Google has recently announced a significant improvement in Bard, its AI chatbot, through a new technique called implicit code execution. Bard’s ability to tackle mathematical tasks, coding questions, and string manipulations has been enhanced. Alongside this, a new feature to export data directly to Google Sheets has also been added.
Bard, which is a large language model, uses a technique known as implicit code execution to improve its logical and mathematical abilities. The method allows Bard to detect computational prompts and run code in the background, significantly increasing its response accuracy.
More Advanced Reasoning
Bard’s new capability is a significant step forward in how chatbots and conversational AI can handle more complex queries, making it a crucial part of the AI revolution in various fields, including education, finance, and customer service.
To understand how it works, one must first understand the functioning of large language models (LLMs). When presented with a prompt, LLMs generate responses by predicting the most likely next words. This trait makes them excellent at handling language and creative tasks, but they struggle in areas requiring more reasoning and logic.
To address this weakness, Google’s team has drawn inspiration from human intelligence concepts found in Daniel Kahneman’s book “Thinking, Fast and Slow.” The book discusses the dichotomy between “System 1” and “System 2” thinking. System 1 thinking is intuitive and fast while System 2 thinking is deliberate and slow. Google’s team has combined these two forms of thinking to advance Bard’s capabilities.
A Fusion of Systems
LLMs, like Bard, usually operate under System 1 – they quickly generate text without deep thought. This approach can lead to surprising shortcomings, especially in complex mathematical or logic-based scenarios.
The latest update on Bard incorporates aspects of System 2 thinking into its operations. Through the implicit code execution, Bard identifies prompts requiring logical reasoning, generates the necessary code, executes it, and uses the results to produce a more accurate response. This integration of LLMs and traditional code has improved Bard’s accuracy by about 30% in internal testing.
Comparison with ChatGPT
To further understand Bard’s improvements, it is worth comparing it to other models such as OpenAI’s ChatGPT. Bard, built on the LaMDA language model, and ChatGPT, based on the GPT-4 language model, are both transformer-based models but have different strengths.
Bard is trained on a larger dataset encompassing text and code, while ChatGPT relies solely on a text dataset. This difference means Bard can access a wider range of information, providing it an advantage in answering queries and generating creative content. Furthermore, Bard’s LaMDA architecture is specifically designed for dialogue applications, making it possibly superior in natural language understanding and response.
In terms of availability, Bard is currently in beta while ChatGPT is available for purchase. Overall, both models offer wide-ranging capabilities, but the recent advancements position Bard as a highly competent contender in the realm of conversational AI.

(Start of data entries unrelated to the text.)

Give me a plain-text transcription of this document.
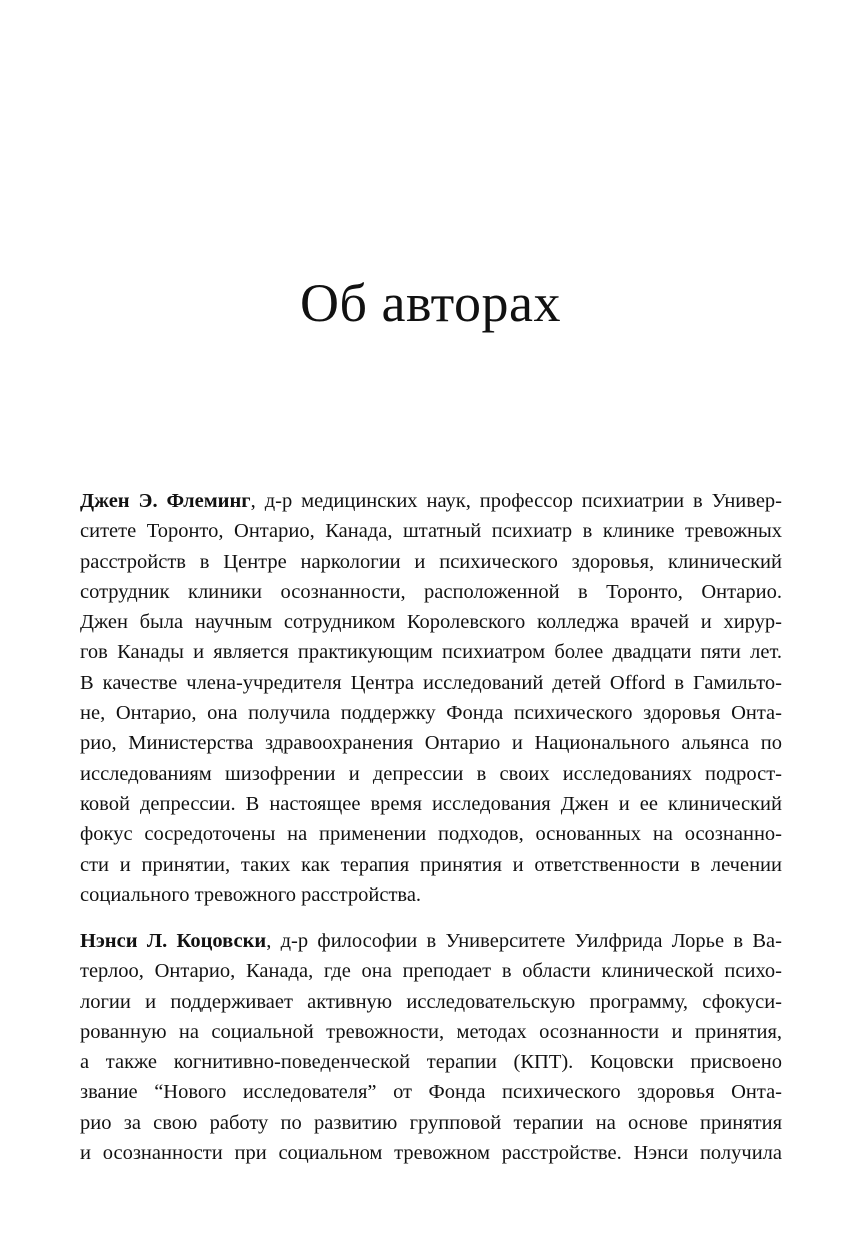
Об авторах
Джен Э. Флеминг, д-р медицинских наук, профессор психиатрии в Универ-
ситете Торонто, Онтарио, Канада, штатный психиатр в клинике тревожных
расстройств в Центре наркологии и психического здоровья, клинический
сотрудник клиники осознанности, расположенной в Торонто, Онтарио.
Джен была научным сотрудником Королевского колледжа врачей и хирур-
гов Канады и является практикующим психиатром более двадцати пяти лет.
В качестве члена-учредителя Центра исследований детей Offord в Гамильто-
не, Онтарио, она получила поддержку Фонда психического здоровья Онта-
рио, Министерства здравоохранения Онтарио и Национального альянса по
исследованиям шизофрении и депрессии в своих исследованиях подрост-
ковой депрессии. В настоящее время исследования Джен и ее клинический
фокус сосредоточены на применении подходов, основанных на осознанно-
сти и принятии, таких как терапия принятия и ответственности в лечении
социального тревожного расстройства.
Нэнси Л. Коцовски, д-р философии в Университете Уилфрида Лорье в Ва-
терлоо, Онтарио, Канада, где она преподает в области клинической психо-
логии и поддерживает активную исследовательскую программу, сфокуси-
рованную на социальной тревожности, методах осознанности и принятия,
а также когнитивно-поведенческой терапии (КПТ). Коцовски присвоено
звание “Нового исследователя” от Фонда психического здоровья Онта-
рио за свою работу по развитию групповой терапии на основе принятия
и осознанности при социальном тревожном расстройстве. Нэнси получила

Despite the advancements, Bard, like all AI models, is not infallible. There may be instances where it fails to generate the correct code or does not include the executed code in its response. However, this leap in AI’s logical and reasoning capabilities marks a significant step towards creating more helpful and efficient AI systems. As Bard continues to improve, the future of conversational AI seems more promising than ever.